Selon une source militaire, les combats ont eu lieu en milieu de semaine dernière. Quelques jours auparavant, des militaires russes sont arrivés dans la région pour coordonner l’artillerie syrienne et former les Syriens à leur utilisation. Dans la nuit du 23 mai, une attaque violente, par des forces extrêmement bien formées, a duré plus d’une heure. 43 extrémistes ont été tués et plusieurs véhicules militaires détruits. La Russie enquête pour savoir ce qui s’est passé et qui est intervenu. En dehors de l’état islamique, il semblerait que des membres de l’Armée libre syrienne (dont les accointances avec Al Nosra sont depuis longtemps révélées) soient présents sur la base américaine d’al-Tanaf et formés avec d’autres groupes de « l’opposition modérée » par la coalition américaine. Sauf que ces groupes « d’opposition » ne se battent manifestement pas contre les groupes radicaux, mais avec les groupes radicaux contre l’armée syrienne régulière et ceux qui la soutiennent. Nous sommes assez loin de la lutte contre le terrorisme.
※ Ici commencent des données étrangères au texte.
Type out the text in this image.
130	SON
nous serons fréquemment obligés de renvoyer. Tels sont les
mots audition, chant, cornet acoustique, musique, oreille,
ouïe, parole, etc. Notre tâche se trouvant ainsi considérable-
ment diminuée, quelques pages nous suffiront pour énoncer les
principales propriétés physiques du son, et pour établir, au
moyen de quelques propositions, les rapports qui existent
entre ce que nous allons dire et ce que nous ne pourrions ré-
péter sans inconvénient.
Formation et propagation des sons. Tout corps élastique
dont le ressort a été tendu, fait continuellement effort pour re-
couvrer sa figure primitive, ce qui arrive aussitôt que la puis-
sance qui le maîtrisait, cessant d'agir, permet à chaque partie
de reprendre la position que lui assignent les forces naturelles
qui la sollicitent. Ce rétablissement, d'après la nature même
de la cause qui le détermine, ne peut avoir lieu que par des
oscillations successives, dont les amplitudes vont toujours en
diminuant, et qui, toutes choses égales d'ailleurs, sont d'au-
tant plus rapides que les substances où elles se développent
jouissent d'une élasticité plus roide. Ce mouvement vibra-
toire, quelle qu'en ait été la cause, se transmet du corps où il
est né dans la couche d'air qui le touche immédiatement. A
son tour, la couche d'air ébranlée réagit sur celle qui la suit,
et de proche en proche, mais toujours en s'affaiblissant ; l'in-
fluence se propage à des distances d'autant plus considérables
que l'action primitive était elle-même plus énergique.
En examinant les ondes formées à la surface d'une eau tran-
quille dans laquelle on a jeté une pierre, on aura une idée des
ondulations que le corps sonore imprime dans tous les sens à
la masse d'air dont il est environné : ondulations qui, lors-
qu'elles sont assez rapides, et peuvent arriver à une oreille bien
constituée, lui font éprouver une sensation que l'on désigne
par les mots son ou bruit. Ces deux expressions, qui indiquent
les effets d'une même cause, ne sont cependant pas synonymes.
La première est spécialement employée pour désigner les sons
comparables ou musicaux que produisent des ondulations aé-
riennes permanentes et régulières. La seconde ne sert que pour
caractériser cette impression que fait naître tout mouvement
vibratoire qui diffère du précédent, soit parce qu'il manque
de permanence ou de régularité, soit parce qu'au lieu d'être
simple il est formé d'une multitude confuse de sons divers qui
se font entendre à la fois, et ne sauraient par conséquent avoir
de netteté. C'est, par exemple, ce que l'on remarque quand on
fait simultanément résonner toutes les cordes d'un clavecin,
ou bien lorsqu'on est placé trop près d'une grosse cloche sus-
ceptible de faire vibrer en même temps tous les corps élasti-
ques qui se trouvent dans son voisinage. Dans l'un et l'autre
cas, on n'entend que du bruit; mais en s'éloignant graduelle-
S’il s’agit bien de défendre bec et ongles une région riche et stratégique, que les Etats-Unis n’ont absolument ni l’intention, ni l’intérêt de rendre à la Syrie, cette attaque montre que finalement cette « coalition démocratique » est prête à aller très loin, voire attaquer les militaires russes sur place, soit directement, soit en lançant des groupes plus ou moins officiellement radicalisés.